Robert Jenrick said the “excessive” numbers arriving by small boats “undermined cultural cohesion” and put “huge pressure” on public services.
Protests against asylum seekers being held in hotels like Liverpool’s Knowsley, where far-right demonstrators clashed with police, he said, were “a cautionary tale” by ministers.
Jenrik couldn’t say exactly how the asylum-seekers’ lifestyle affected them, or if he was talking about people from a particular country. Year.
Home Office sources also said the minister has “zero tolerance” to the kind of violence seen in Knowsley in February.
Speaking at the Policy Exchange think tank in Westminster, Jenrick prepared to see the government’s controversial illegal immigration bill designed to crack down on waterway crossings pass its final stages in the House of Commons on Wednesday. was doing.
In defending the bill’s radical and contested approach, which imposes an obligation on the government to detain and deport nearly all channel asylum seekers, he argues that “uncontrolled migration confers social trust and cohesion.” Extensive research showing adverse effects”. .
“I saw this firsthand when I met residents of the Dover estate of Aycliffe in the early days of my tenure. Knocking on their door, being found in the kitchen and entering the house,” Jenric said.
“They feel abandoned by the authorities, which is strange for their neighborhood.
“Individuals are less likely to trust their neighbors or make sacrifices to keep their communities alive if they are not confident that the people who live in our communities live legally.
“Simply put, excessive and uncontrolled migration threatens to cannibalize the compassion that sets the British people apart.
“And those who cross borders tend to have very different lifestyles and values than those in the UK, and tend to settle in areas that are already very diverse, bringing together diverse groups and making us proud It undermines the cultural cohesion that makes multiethnic democracies so successful.”
Asked about lifestyle, Jenric said it was important to ensure that public services were not overwhelmed.
“As a government, we believe our resources are finite and we need to limit the number of people entering the country,” he said.
“If we do not act, the immense pressure our public services will be under is a concern over illegal and irregular migration on the scale we have already seen and will likely see in the years to come. There’s a lot of pressure on public housing and it’s going to be hard to get public buy-in.”

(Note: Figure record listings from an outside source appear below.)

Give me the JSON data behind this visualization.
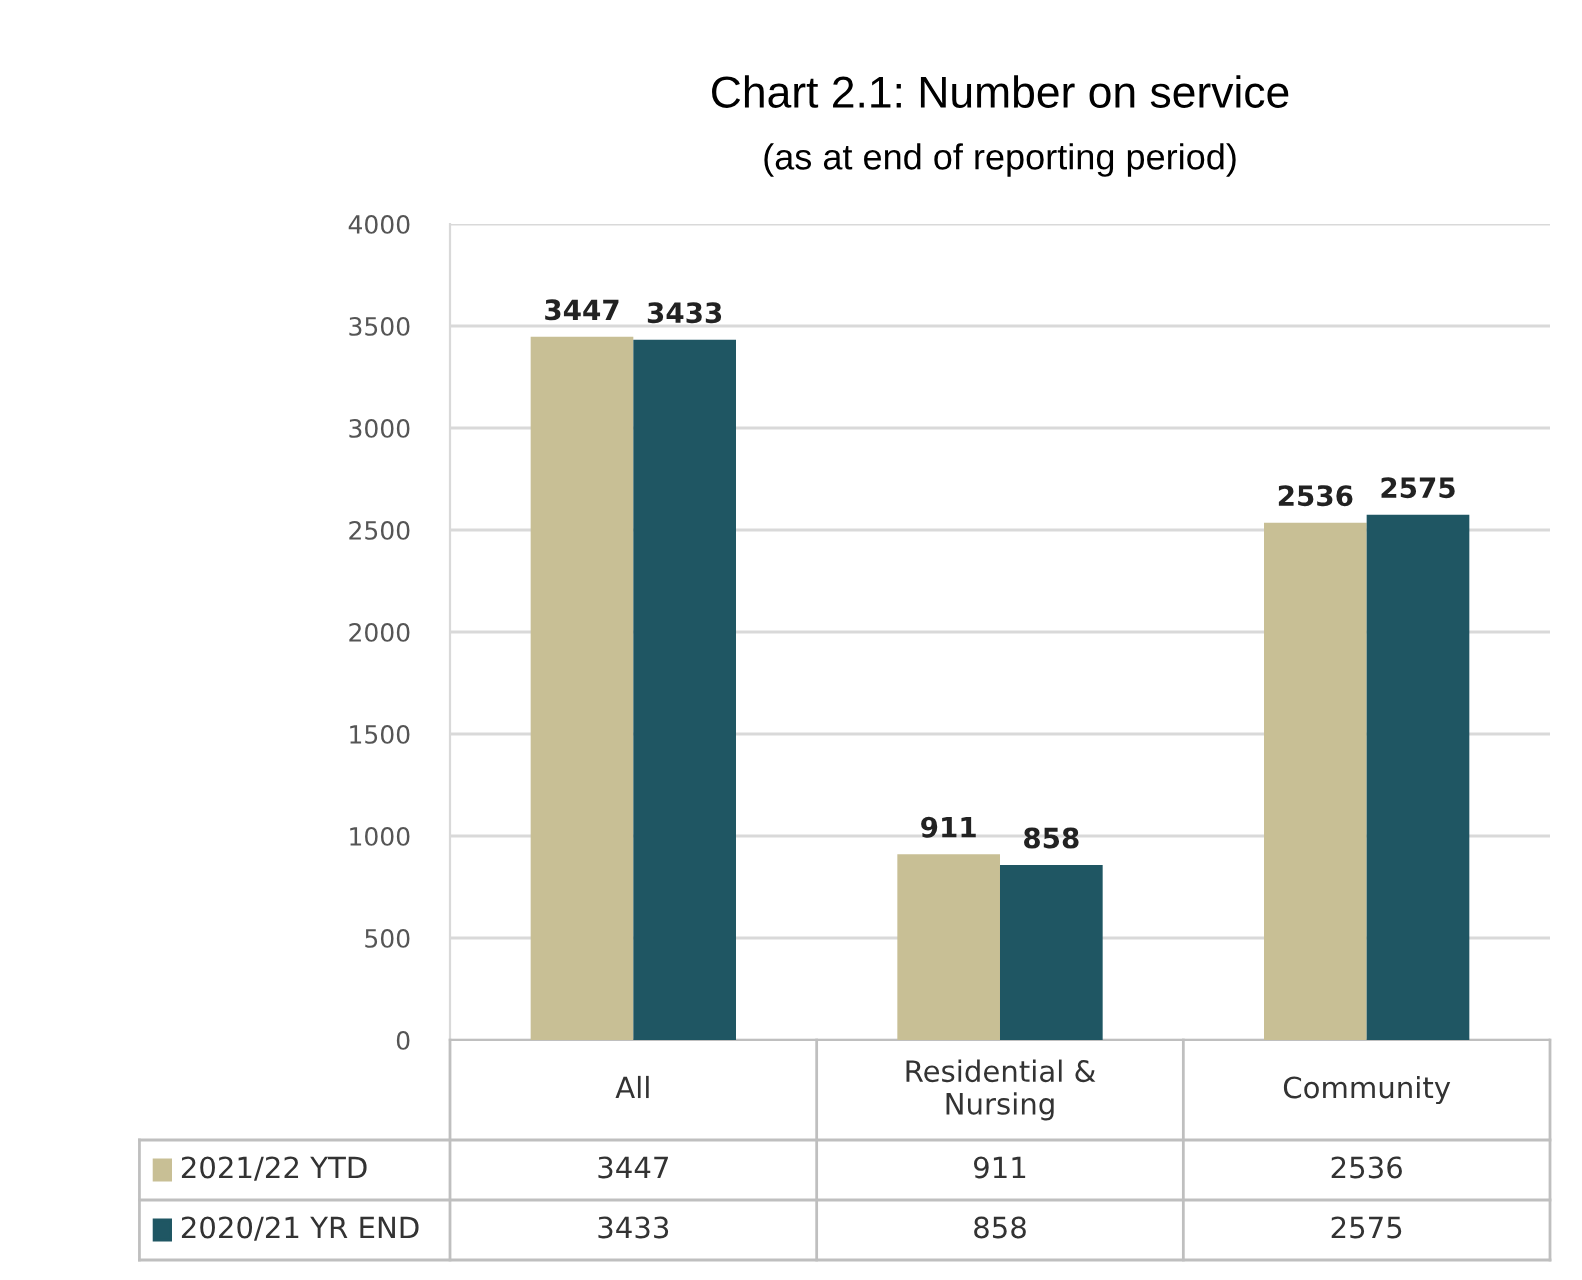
{
  "chart_data": {
    "type": "bar",
    "title": "Chart 2.1: Number on service",
    "subtitle": "(as at end of reporting period)",
    "categories": [
      "All",
      "Residential & Nursing",
      "Community"
    ],
    "series": [
      {
        "name": "2021/22 YTD",
        "color": "#c8bf95",
        "values": [
          3447,
          911,
          2536
        ],
        "value_labels": [
          "3447",
          "911",
          "2536"
        ]
      },
      {
        "name": "2020/21 YR END",
        "color": "#1f5663",
        "values": [
          3433,
          858,
          2575
        ],
        "value_labels": [
          "3433",
          "858",
          "2575"
        ]
      }
    ],
    "ylim": [
      0,
      4000
    ],
    "yticks": [
      0,
      500,
      1000,
      1500,
      2000,
      2500,
      3000,
      3500,
      4000
    ],
    "annotations": [
      "3447",
      "911",
      "2536",
      "3433",
      "858",
      "2575"
    ],
    "grid": "y",
    "legend": "bottom"
  }
}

Jenric said some of these concerns “clearly apply equally” to legal immigrants, but net legal immigration hit a record high of 504,000 in the year to June. , the official economic watchdog says this is the engine of economic growth.
Meanwhile, the Minister suggested that Prime Minister Rishi Sunak has urged international partners to support reform of the 1951 UN Refugee Convention and the European Convention on Human Rights.
Mr Jenrick said the post-war agreement was “from another era” and needed “renewal” and “renewal”.
“We are not the only ones with such a view in conversations that I, the Prime Minister and the Home Minister have had with our international partners,” he said.